How does that go; if you can't tell the difference then why pay the difference?
 
"MOA guarantee" = at some point a single statistically insignificant 3 round group is shot measuring below 1 MOA. Doesn't mean your gun will do it most of the time or with any ammo you actually want to use necessarily. It's a marketing Schtick.
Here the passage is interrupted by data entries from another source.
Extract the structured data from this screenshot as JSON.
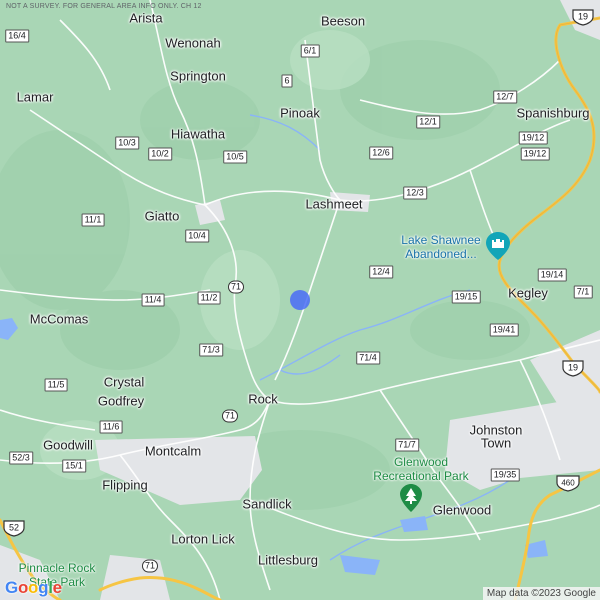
{
  "header_note": "NOT A SURVEY. FOR GENERAL AREA INFO ONLY. CH 12",
  "places": [
    {
      "name": "Arista",
      "key": "arista"
    },
    {
      "name": "Beeson",
      "key": "beeson"
    },
    {
      "name": "Wenonah",
      "key": "wenonah"
    },
    {
      "name": "Springton",
      "key": "springton"
    },
    {
      "name": "Lamar",
      "key": "lamar"
    },
    {
      "name": "Pinoak",
      "key": "pinoak"
    },
    {
      "name": "Spanishburg",
      "key": "spanishburg"
    },
    {
      "name": "Hiawatha",
      "key": "hiawatha"
    },
    {
      "name": "Lashmeet",
      "key": "lashmeet"
    },
    {
      "name": "Giatto",
      "key": "giatto"
    },
    {
      "name": "Kegley",
      "key": "kegley"
    },
    {
      "name": "McComas",
      "key": "mccomas"
    },
    {
      "name": "Crystal",
      "key": "crystal"
    },
    {
      "name": "Godfrey",
      "key": "godfrey"
    },
    {
      "name": "Rock",
      "key": "rock"
    },
    {
      "name": "Johnston",
      "key": "johnston"
    },
    {
      "name": "Town",
      "key": "town"
    },
    {
      "name": "Goodwill",
      "key": "goodwill"
    },
    {
      "name": "Montcalm",
      "key": "montcalm"
    },
    {
      "name": "Flipping",
      "key": "flipping"
    },
    {
      "name": "Sandlick",
      "key": "sandlick"
    },
    {
      "name": "Glenwood",
      "key": "glenwood"
    },
    {
      "name": "Lorton Lick",
      "key": "lorton-lick"
    },
    {
      "name": "Littlesburg",
      "key": "littlesburg"
    }
  ],
  "pois": [
    {
      "key": "lake-shawnee",
      "lines": [
        "Lake Shawnee",
        "Abandoned..."
      ],
      "type": "attraction"
    },
    {
      "key": "glenwood-park",
      "lines": [
        "Glenwood",
        "Recreational Park"
      ],
      "type": "park"
    },
    {
      "key": "pinnacle-rock",
      "lines": [
        "Pinnacle Rock",
        "State Park"
      ],
      "type": "park"
    }
  ],
  "route_shields": [
    {
      "label": "16/4",
      "key": "16-4"
    },
    {
      "label": "6/1",
      "key": "6-1"
    },
    {
      "label": "6",
      "key": "6"
    },
    {
      "label": "12/7",
      "key": "12-7"
    },
    {
      "label": "12/1",
      "key": "12-1"
    },
    {
      "label": "10/3",
      "key": "10-3"
    },
    {
      "label": "10/2",
      "key": "10-2"
    },
    {
      "label": "10/5",
      "key": "10-5"
    },
    {
      "label": "12/6",
      "key": "12-6"
    },
    {
      "label": "19/12",
      "key": "19-12"
    },
    {
      "label": "12/3",
      "key": "12-3"
    },
    {
      "label": "11/1",
      "key": "11-1"
    },
    {
      "label": "10/4",
      "key": "10-4"
    },
    {
      "label": "12/4",
      "key": "12-4"
    },
    {
      "label": "19/14",
      "key": "19-14"
    },
    {
      "label": "7/1",
      "key": "7-1"
    },
    {
      "label": "71",
      "key": "71a"
    },
    {
      "label": "11/4",
      "key": "11-4"
    },
    {
      "label": "11/2",
      "key": "11-2"
    },
    {
      "label": "19/15",
      "key": "19-15"
    },
    {
      "label": "19/41",
      "key": "19-41"
    },
    {
      "label": "71/3",
      "key": "71-3"
    },
    {
      "label": "71/4",
      "key": "71-4"
    },
    {
      "label": "11/5",
      "key": "11-5"
    },
    {
      "label": "71",
      "key": "71b"
    },
    {
      "label": "11/6",
      "key": "11-6"
    },
    {
      "label": "71/7",
      "key": "71-7"
    },
    {
      "label": "52/3",
      "key": "52-3"
    },
    {
      "label": "15/1",
      "key": "15-1"
    },
    {
      "label": "19/35",
      "key": "19-35"
    },
    {
      "label": "71",
      "key": "71c"
    },
    {
      "label": "19/12",
      "key": "19-12b"
    }
  ],
  "us_shields": [
    {
      "label": "19",
      "key": "us19a"
    },
    {
      "label": "19",
      "key": "us19b"
    },
    {
      "label": "460",
      "key": "us460"
    },
    {
      "label": "52",
      "key": "us52"
    }
  ],
  "branding": {
    "logo_letters": [
      "G",
      "o",
      "o",
      "g",
      "l",
      "e"
    ],
    "logo_colors": [
      "#4285F4",
      "#EA4335",
      "#FBBC05",
      "#4285F4",
      "#34A853",
      "#EA4335"
    ]
  },
  "attribution": "Map data ©2023 Google",
  "colors": {
    "terrain": "#a9d6b5",
    "urban": "#e3e5e8",
    "water": "#8ab4f8",
    "major_road": "#f6c544",
    "minor_road": "#ffffff",
    "park_green": "#1e8c45",
    "poi_blue": "#1a73a8",
    "marker": "#4a6cf7"
  }
}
Don't know enough to weigh in on the value of weatherby's blueprinting process. Overall, it seems there are a lot of little deficiencies in guns that go out the door that seem to work good enough to not cause issues for customers who by and large don't really use them much or know how to diagnose such things. That's most all manufacturers and even most of the "customs".
 
"MOA guarantee" = at some point a single statistically insignificant 3 round group is shot measuring below 1 MOA. Doesn't mean your gun will do it most of the time or with any ammo you actually want to use necessarily. It's a marketing Schtick.

Don't know enough to weigh in on the value of weatherby's blueprinting process. Overall, it seems there are a lot of little deficiencies in guns that go out the door that seem to work good enough to not cause issues for customers who by and large don't really use them much or know how to diagnose such things. That's most all manufacturers and even most of the "customs".
It has to be MOA under their conditions and not yours.